(RxWiki News) In the United States, many engineers discourage building bicycle paths separated from roads, saying that they are more dangerous for bikers than riding in the street. However, new research suggests otherwise.
In a study of bicycle-related accidents in Montreal (a city with extensive bicycle-only paths), Anne Lusk, a research associate in the department of nutrition at the Harvard School of Public Health and lead author of the study, and colleagues found that the injury rate of riding on a bicycle path is 28 percent lower than that of riding on alternative routes on the road.
Compared to the other countries around the world, the United States have very few paths exclusive to bicycle riders. Only a few cities (such as New York City, Portland, Ore., and Seattle) have extensive bike-only paths.
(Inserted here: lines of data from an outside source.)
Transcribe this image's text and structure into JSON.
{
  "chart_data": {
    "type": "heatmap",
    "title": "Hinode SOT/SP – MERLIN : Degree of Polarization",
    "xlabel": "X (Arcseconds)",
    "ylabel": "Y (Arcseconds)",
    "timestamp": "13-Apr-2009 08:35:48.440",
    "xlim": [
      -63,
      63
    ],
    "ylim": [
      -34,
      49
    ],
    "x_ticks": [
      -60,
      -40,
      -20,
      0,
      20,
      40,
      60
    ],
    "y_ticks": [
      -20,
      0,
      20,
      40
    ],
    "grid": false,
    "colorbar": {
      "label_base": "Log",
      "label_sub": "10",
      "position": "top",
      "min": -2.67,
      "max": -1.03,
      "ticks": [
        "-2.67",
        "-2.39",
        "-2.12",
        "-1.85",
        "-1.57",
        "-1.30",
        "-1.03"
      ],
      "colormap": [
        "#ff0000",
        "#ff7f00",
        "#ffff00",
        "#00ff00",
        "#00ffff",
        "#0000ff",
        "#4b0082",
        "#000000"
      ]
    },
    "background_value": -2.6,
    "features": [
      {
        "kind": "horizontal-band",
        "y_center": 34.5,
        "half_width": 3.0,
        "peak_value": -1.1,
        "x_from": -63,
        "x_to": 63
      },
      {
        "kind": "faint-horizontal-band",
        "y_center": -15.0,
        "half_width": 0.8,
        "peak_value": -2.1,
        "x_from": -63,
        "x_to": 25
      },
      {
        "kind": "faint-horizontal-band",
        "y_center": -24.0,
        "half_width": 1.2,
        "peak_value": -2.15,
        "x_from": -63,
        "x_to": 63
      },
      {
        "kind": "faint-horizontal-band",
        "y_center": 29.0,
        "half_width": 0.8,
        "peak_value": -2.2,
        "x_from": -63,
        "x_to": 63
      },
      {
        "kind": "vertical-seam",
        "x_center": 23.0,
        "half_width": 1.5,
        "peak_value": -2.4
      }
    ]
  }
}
For their study, Lusk and her colleagues assessed the level of safety of the urban bike lane system in Montreal, Canada. The researchers compared injury and crash rates of separated bike-only paths to those of alternative street routes (i.e. routes which lacked biking lanes).
The researchers found that more than twice as many bicycle riders used the separated bike-only paths compared to alternative street routes without bike lanes. Even though the separated bike paths had more bicycle traffic, injury rates on the separated routes were either lower than or equal to injury rates on the alternative routes without bike lanes. The injury rates depended on the specific bike-only path. However, the injury rates of all combined bike-only paths were compared to the injury rates of alternative routes, the overall risk of injury of riding on bike-only paths was 28 percent lower than riding in the street.
Although separated bicycle paths do not completely eliminate the risk of injury, they do provide a safer option than the street. Especially because of the car-centric culture in the United States, bikers run a high risk when they have to compete for the road with aggressive drivers. According to the authors, their findings about the relative safety of riding on separated bicycle-only paths suggests that the construction of such paths should not be discouraged in the United States.
In 2009, approximately 51,000 cyclists suffered injuries because of encounters with motor vehicles. Accidents involving cyclists and motor vehicles account for two percent of all traffic-related deaths in the United States.
The study is published in the journal Injury Prevention.